Revenant à des choses plus sérieuses, j’ai revu en pensée le film de l’audience et je me suis arrêté sur l’image de cette épouse du cheikh. Voilà une dame qui s’est spécialement apprêtée pour l’événement et arborait le sourire propice, sans avoir droit au moindre gros plan. Pas le moindre petit commentaire, la plus brève mention, une quelconque allusion. Elle était là, plantée dans le décor, aussi invisible que les figurants. Diantre ! On aurait pu au moins nous montrer un geste d’intérêt de Bouteflika à son égard. On aurait pu l’interviewer comme on le fait habituellement aux personnes qui ont eu l’honneur d’être reçues par le président et qui en sont encore tout éberluées.
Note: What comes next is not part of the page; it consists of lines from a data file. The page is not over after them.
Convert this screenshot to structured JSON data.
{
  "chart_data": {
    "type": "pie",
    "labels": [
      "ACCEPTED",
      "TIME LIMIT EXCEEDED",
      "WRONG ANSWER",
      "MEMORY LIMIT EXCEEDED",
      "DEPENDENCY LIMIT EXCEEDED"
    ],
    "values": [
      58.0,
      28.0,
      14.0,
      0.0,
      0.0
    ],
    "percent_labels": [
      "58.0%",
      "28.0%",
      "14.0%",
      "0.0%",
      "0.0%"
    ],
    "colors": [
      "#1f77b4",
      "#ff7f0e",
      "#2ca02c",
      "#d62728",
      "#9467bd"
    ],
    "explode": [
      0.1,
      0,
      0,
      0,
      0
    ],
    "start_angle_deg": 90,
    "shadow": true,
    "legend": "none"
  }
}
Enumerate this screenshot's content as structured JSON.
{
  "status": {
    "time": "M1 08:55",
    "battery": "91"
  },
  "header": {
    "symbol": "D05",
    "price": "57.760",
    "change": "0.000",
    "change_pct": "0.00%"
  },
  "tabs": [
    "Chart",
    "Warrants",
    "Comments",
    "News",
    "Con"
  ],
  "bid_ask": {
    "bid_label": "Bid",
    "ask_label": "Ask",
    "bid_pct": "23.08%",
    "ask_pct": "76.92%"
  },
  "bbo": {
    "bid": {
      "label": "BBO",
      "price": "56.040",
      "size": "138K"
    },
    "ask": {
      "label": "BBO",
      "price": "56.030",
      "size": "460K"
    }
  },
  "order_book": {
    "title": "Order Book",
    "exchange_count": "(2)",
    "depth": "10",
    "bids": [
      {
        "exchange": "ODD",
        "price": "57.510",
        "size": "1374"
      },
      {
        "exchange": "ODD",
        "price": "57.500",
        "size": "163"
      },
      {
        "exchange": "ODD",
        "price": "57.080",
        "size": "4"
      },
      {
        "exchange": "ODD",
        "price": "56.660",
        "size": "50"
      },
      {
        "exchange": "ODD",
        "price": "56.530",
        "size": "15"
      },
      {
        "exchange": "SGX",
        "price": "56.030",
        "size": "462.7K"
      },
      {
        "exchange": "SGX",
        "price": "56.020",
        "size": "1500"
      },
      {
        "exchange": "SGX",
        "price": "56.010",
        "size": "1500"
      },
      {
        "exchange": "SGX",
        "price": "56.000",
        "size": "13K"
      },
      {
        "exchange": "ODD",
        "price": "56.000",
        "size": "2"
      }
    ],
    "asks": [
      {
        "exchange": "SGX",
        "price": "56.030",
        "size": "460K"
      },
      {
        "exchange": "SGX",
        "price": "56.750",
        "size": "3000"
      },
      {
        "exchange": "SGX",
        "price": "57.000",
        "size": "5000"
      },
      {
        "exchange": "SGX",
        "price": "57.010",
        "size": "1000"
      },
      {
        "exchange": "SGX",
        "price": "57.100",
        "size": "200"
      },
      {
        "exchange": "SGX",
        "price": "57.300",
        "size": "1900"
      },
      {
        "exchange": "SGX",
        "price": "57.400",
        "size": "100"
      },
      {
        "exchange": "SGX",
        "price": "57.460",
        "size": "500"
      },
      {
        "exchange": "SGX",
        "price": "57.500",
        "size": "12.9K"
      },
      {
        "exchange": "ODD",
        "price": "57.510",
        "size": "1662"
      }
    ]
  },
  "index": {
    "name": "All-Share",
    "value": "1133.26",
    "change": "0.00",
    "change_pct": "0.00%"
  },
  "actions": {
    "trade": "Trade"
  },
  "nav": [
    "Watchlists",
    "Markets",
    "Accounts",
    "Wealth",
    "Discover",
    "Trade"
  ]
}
Non, rien de tout cela : contrairement à la femme de César qui était au-dessus de tout soupçon mais tenait son rang, la femme de Karadhaoui, elle, ne doit pas en sortir. Même en hidjab, elle doit rester à sa place, c'est-à-dire dans l’ombre de son mari, et de préférence du côté le plus obscur de l’ombre. Ni potiche, ni figurante intelligente mais tout simplement une femme arabe et musulmane qui ne doit parler que si on l’interroge. Je sais : il y a sans doute des images plus chaleureuses qui ont été supprimées au montage mais qui a décidé des coupures ? Pourquoi avoir réduit cette digne épouse à un anonymat aussi humiliant qu’insidieux ? Il y a sans doute des réponses toutes prêtes, du genre : «Karadhaoui est très jaloux et il ne tolère pas qu’on montre sa vie privée.» Franchement, je préfère la théorie d’un vieux mari jaloux à celle d’un complot du silence contre la femme. C’est pourtant la seconde hypothèse qui me semble la plus évidente.